In a virtual interview with BusinessDay, Roger Brown, new CEO of leading indigenous oil and Gas Company, Seplat Petroleum Development Company Plc said some other local producers have pushed for more consideration in the allocation of production quotas by the Federal Government to meet with Nigeria’s supply cap of 1.4million bpd.
“In terms of demands by indigenous operators, they do need a chance, they really need to be able to grow as a sector in the market otherwise, you have the dominance of major oil companies and then the government and that is not great in any oil mix,” Brown said.
What it means for banks
With an oil price of $39, the financial health of energy companies based in Nigeria and their resolve to service their debts are extremely vital to the banking industry of Nigeria.

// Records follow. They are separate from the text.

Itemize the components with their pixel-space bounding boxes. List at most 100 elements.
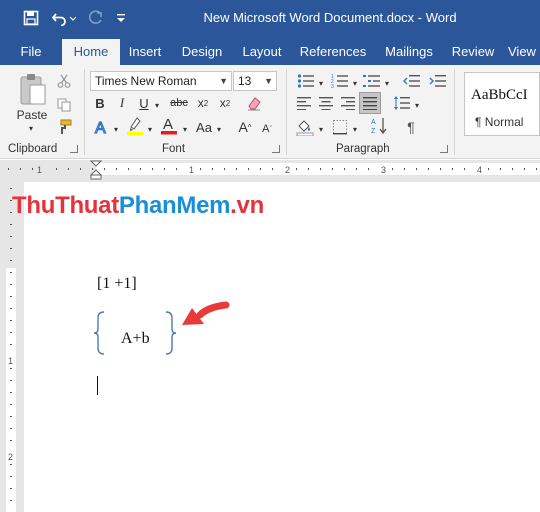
vertical-ruler-tick	[10, 188, 12, 189]
shading-icon[interactable]	[294, 117, 316, 137]
underline-button[interactable]: U	[136, 93, 152, 113]
svg-text:Z: Z	[371, 128, 376, 135]
align-right-icon[interactable]	[338, 93, 358, 113]
doc-equation-text[interactable]: A+b	[121, 330, 150, 348]
font-size-value: 13	[238, 74, 252, 88]
chevron-down-icon[interactable]: ▾	[412, 95, 422, 115]
align-center-icon[interactable]	[316, 93, 336, 113]
clipboard-icon[interactable]	[14, 71, 50, 109]
text-cursor	[97, 376, 98, 395]
font-size-box[interactable]: 13 ▼	[233, 71, 277, 91]
align-left-icon[interactable]	[294, 93, 314, 113]
vertical-ruler-tick	[10, 296, 12, 297]
format-painter-icon[interactable]	[55, 117, 73, 137]
multilevel-list-icon[interactable]	[362, 71, 382, 91]
svg-text:3: 3	[331, 84, 334, 89]
ruler-tick	[452, 168, 453, 170]
borders-icon[interactable]	[330, 117, 350, 137]
ruler-tick	[236, 168, 237, 170]
ruler-tick	[140, 168, 141, 170]
font-name-value: Times New Roman	[95, 74, 197, 88]
vertical-ruler-tick	[10, 380, 12, 381]
ruler-tick	[392, 168, 393, 170]
ruler-tick	[248, 168, 249, 170]
chevron-down-icon[interactable]: ▼	[219, 72, 228, 90]
vertical-ruler-tick	[10, 476, 12, 477]
bullets-icon[interactable]	[296, 71, 316, 91]
bold-button[interactable]: B	[92, 93, 108, 113]
indent-marker-icon[interactable]	[89, 160, 103, 180]
chevron-down-icon[interactable]: ▾	[382, 73, 392, 93]
ruler-tick	[464, 168, 465, 170]
ribbon-home: Paste ▾ Clipboard Times New Roman ▼ 13 ▼…	[0, 65, 540, 159]
cut-icon[interactable]	[55, 71, 73, 91]
italic-button[interactable]: I	[114, 93, 130, 113]
ruler-tick	[332, 168, 333, 170]
superscript-button[interactable]: x2	[216, 93, 234, 113]
shrink-font-icon[interactable]: Aˇ	[258, 119, 276, 139]
ruler-tick	[212, 168, 213, 170]
chevron-down-icon[interactable]: ▾	[214, 119, 224, 139]
justify-icon[interactable]	[359, 92, 381, 114]
tab-design[interactable]: Design	[178, 39, 226, 65]
chevron-down-icon[interactable]: ▾	[316, 119, 326, 139]
sort-icon[interactable]: AZ	[370, 115, 390, 137]
chevron-down-icon[interactable]: ▾	[180, 119, 190, 139]
vertical-ruler-tick	[10, 284, 12, 285]
ruler-tick	[308, 168, 309, 170]
ruler-tick	[512, 168, 513, 170]
increase-indent-icon[interactable]	[428, 71, 448, 91]
chevron-down-icon[interactable]: ▾	[111, 119, 121, 139]
chevron-down-icon[interactable]: ▾	[350, 73, 360, 93]
tab-insert[interactable]: Insert	[122, 39, 168, 65]
ruler-tick	[320, 168, 321, 170]
chevron-down-icon[interactable]: ▾	[145, 119, 155, 139]
chevron-down-icon[interactable]: ▾	[316, 73, 326, 93]
ruler-tick	[104, 168, 105, 170]
style-name: ¶ Normal	[475, 115, 524, 129]
paste-dropdown-icon[interactable]: ▾	[24, 123, 38, 133]
style-normal[interactable]: AaBbCcI ¶ Normal	[464, 72, 540, 136]
vertical-ruler-tick	[10, 224, 12, 225]
divider	[454, 69, 455, 155]
grow-font-icon[interactable]: A ^	[236, 117, 254, 137]
tab-home[interactable]: Home	[62, 39, 120, 65]
vertical-ruler-tick	[10, 236, 12, 237]
clipboard-launcher-icon[interactable]	[70, 145, 78, 153]
text-effects-icon[interactable]: A	[92, 117, 112, 137]
highlight-icon[interactable]	[124, 115, 146, 135]
line-spacing-icon[interactable]	[392, 93, 412, 113]
group-label-paragraph: Paragraph	[336, 143, 390, 155]
tab-mailings[interactable]: Mailings	[378, 39, 440, 65]
tab-view[interactable]: View	[508, 39, 540, 65]
chevron-down-icon[interactable]: ▼	[264, 72, 273, 90]
font-launcher-icon[interactable]	[272, 145, 280, 153]
vertical-ruler-tick	[10, 428, 12, 429]
numbering-icon[interactable]: 123	[330, 71, 350, 91]
paste-button[interactable]: Paste	[8, 107, 56, 123]
paragraph-launcher-icon[interactable]	[440, 145, 448, 153]
ruler-tick	[368, 168, 369, 170]
tab-layout[interactable]: Layout	[236, 39, 288, 65]
doc-text-line-1[interactable]: [1 +1]	[97, 275, 137, 293]
chevron-down-icon[interactable]: ▾	[350, 119, 360, 139]
strikethrough-button[interactable]: abc	[168, 93, 190, 113]
style-preview: AaBbCcI	[471, 87, 528, 103]
tab-file[interactable]: File	[12, 39, 50, 65]
clear-formatting-icon[interactable]	[244, 93, 264, 113]
pilcrow-icon[interactable]: ¶	[402, 117, 420, 137]
subscript-button[interactable]: x2	[194, 93, 212, 113]
copy-icon[interactable]	[55, 95, 73, 115]
tab-references[interactable]: References	[298, 39, 368, 65]
font-color-icon[interactable]: A	[158, 115, 180, 135]
group-label-clipboard: Clipboard	[8, 143, 58, 155]
vertical-ruler-number: 2	[8, 452, 13, 462]
vertical-ruler-tick	[10, 488, 12, 489]
watermark-part1: ThuThuat	[12, 192, 119, 219]
underline-dropdown-icon[interactable]: ▾	[152, 95, 162, 115]
change-case-button[interactable]: Aa	[192, 117, 216, 137]
window-title: New Microsoft Word Document.docx - Word	[203, 10, 457, 25]
tab-review[interactable]: Review	[448, 39, 498, 65]
decrease-indent-icon[interactable]	[402, 71, 422, 91]
font-name-box[interactable]: Times New Roman ▼	[90, 71, 232, 91]
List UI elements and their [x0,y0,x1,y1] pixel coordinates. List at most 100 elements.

In the first half of 2020, the Nigerian banking industry witnessed a 14 percent rise in Non- Performing Loans (NPLs) ending a two-year trend of continued decline in NPLs, since 2018.
According to the latest banking sector report released by the National Bureau of Statistics (NBS), non-performing loans in Nigerian banks increased to N1.212 trillion at the end of June 2020, from N1.059 trillion recorded in December 2019, indicating that NPLs across Nigerian banks rose by N152.4 billion or 14.38percent in six months.
At the end of H1 2020, Oil and Gas sector contributed the largest share to NPLs in Nigerian banks, recording a significant 22.2 percent increase in NPLs from N219.91 billion recorded at the end of Q4 2019 to N268.79 billion in Q2 2020.
Earlier in the year banks cut a deal with the CBN as they were granted regulatory forbearance in the restructuring of loans. Over 33 percent of industry loans are expected to be restructured as part of the deals signaling the spate of economic crunch that has hit the private sector.
Against the backdrop, pressure may start building on the banks, whose loan books have been hit by Nigeria’s shrinking economy, plunging currency, and foreign exchange shortages, following the slump in oil prices.
Projections by EFG Hermes, an international financial services company revealed that as a result of the current economic challenges, as well as what it calls ‘CBN’s erratic and unorthodox policies over the past five years’, banks are expected to write off around 12.3 percent of their loan books in constant currency terms between 2020 and 2022, the highest of all the previous NPL crisis faced by financial institutions within the nation.